The pitiful state of US industrial research has been addressed by Philip Wyatt in the December 2009 APS News. This was followed by substantial response in the February 2010 Issue by Ginzburg, Ouellet, Mendis and Myers. But a realistic practical path to resurrection and sustained maintenance is lacking.
Most successful industries have been founded by technical/scientific/idea people. But control of these companies has eventually evolved to “managerial” and “money” people with minimal relevant industrial knowledge and deficient innovative skills. The result is that these companies have “crashed” with limited lifetimes of ~50-100 years. To generate and sustain companies with much longer lifetimes, new strategies are needed.
Industrial companies should have internal “Entrepreneurial Centers” to continuously generate and sustain profitable new growth. They would be deliberately separate, but partially fueled by innovations from their companion Industrial Research Centers. Individuals would establish new companies, under the corporate umbrella and with some initial corporate investment.

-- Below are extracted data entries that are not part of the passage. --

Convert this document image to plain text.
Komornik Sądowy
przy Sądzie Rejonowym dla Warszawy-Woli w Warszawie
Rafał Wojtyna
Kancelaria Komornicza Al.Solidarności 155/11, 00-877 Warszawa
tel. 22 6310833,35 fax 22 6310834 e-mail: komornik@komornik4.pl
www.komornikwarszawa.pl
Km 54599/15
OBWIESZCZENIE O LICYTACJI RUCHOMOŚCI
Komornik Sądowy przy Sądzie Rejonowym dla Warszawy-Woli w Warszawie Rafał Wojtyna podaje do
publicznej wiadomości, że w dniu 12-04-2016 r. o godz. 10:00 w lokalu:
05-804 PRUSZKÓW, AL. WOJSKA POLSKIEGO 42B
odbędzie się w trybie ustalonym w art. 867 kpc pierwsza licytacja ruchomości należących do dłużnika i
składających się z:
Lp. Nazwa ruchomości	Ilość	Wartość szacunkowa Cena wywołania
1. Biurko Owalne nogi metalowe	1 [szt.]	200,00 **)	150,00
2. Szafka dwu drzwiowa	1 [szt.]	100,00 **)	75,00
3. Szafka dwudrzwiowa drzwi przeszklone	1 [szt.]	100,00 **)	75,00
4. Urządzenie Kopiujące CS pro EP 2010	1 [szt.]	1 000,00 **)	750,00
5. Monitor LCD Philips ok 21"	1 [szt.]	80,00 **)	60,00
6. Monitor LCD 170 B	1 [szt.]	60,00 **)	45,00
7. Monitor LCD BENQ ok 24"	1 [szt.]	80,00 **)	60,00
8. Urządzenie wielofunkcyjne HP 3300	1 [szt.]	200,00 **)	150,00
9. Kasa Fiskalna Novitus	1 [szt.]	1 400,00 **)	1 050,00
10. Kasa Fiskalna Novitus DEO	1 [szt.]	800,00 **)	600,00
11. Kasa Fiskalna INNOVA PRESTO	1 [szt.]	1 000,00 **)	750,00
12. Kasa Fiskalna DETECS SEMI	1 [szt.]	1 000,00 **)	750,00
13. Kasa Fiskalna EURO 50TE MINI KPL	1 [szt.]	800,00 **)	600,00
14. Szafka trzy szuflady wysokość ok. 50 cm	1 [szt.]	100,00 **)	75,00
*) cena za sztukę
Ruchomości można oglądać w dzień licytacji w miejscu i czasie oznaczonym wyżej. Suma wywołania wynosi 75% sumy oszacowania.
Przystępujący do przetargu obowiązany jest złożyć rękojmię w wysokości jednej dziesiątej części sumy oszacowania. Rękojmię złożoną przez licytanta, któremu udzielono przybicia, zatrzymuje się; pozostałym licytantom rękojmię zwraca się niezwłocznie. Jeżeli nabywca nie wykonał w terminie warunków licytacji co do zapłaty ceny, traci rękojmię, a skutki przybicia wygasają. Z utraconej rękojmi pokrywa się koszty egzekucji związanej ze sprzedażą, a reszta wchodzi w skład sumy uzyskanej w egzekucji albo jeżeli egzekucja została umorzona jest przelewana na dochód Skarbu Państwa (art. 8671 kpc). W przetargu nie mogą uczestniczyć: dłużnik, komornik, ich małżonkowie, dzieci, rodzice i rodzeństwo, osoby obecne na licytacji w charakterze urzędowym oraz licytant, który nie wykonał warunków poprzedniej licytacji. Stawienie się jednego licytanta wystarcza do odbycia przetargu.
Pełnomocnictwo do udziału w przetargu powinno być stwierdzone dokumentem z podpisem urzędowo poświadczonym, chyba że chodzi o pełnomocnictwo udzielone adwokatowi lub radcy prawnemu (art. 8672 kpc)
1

Those innovative individuals must also invest their own personal money, assets and time, because personal commitment is the key to probable success. In addition to initial investment, the parent company would provide support in appropriate ways such as facilities, equipment, etc. These new operations would eventually evolve into separate free-standing operations, probably with additional external investment, and finally self-supporting sales income.
The attempt to insert innovative ideas into existing corporate divisions has failed miserably, because these divisions have the same inflexible attitude as the parent company. Thus the need for Entrepreneurial Centers in addition to Research Centers. The view that we only need more research is not realistic.
Chuck Gallo
Lake Elmo, MN
Since 1966, APS has become a federation of Divisions. There is no Division that has scientific jurisdiction over global climate, and therefore APS Council has no jurisdiction either. APS should have a clearly stated policy with respect to the scope of its statements on issues of public policy. Such a statement should acknowledge that physics is a scientific discipline with limited scope, and not a source of special knowledge on every topic of public concern. If it aspires to enjoy public respect, it must recognize the importance of restraint on matters beyond its ken. At this time, global climate is a case in point.
However, if and when the Council decides to create a Division on Global Climate, it would then, in due course, have a body of expertise on which to base responsible policy statements.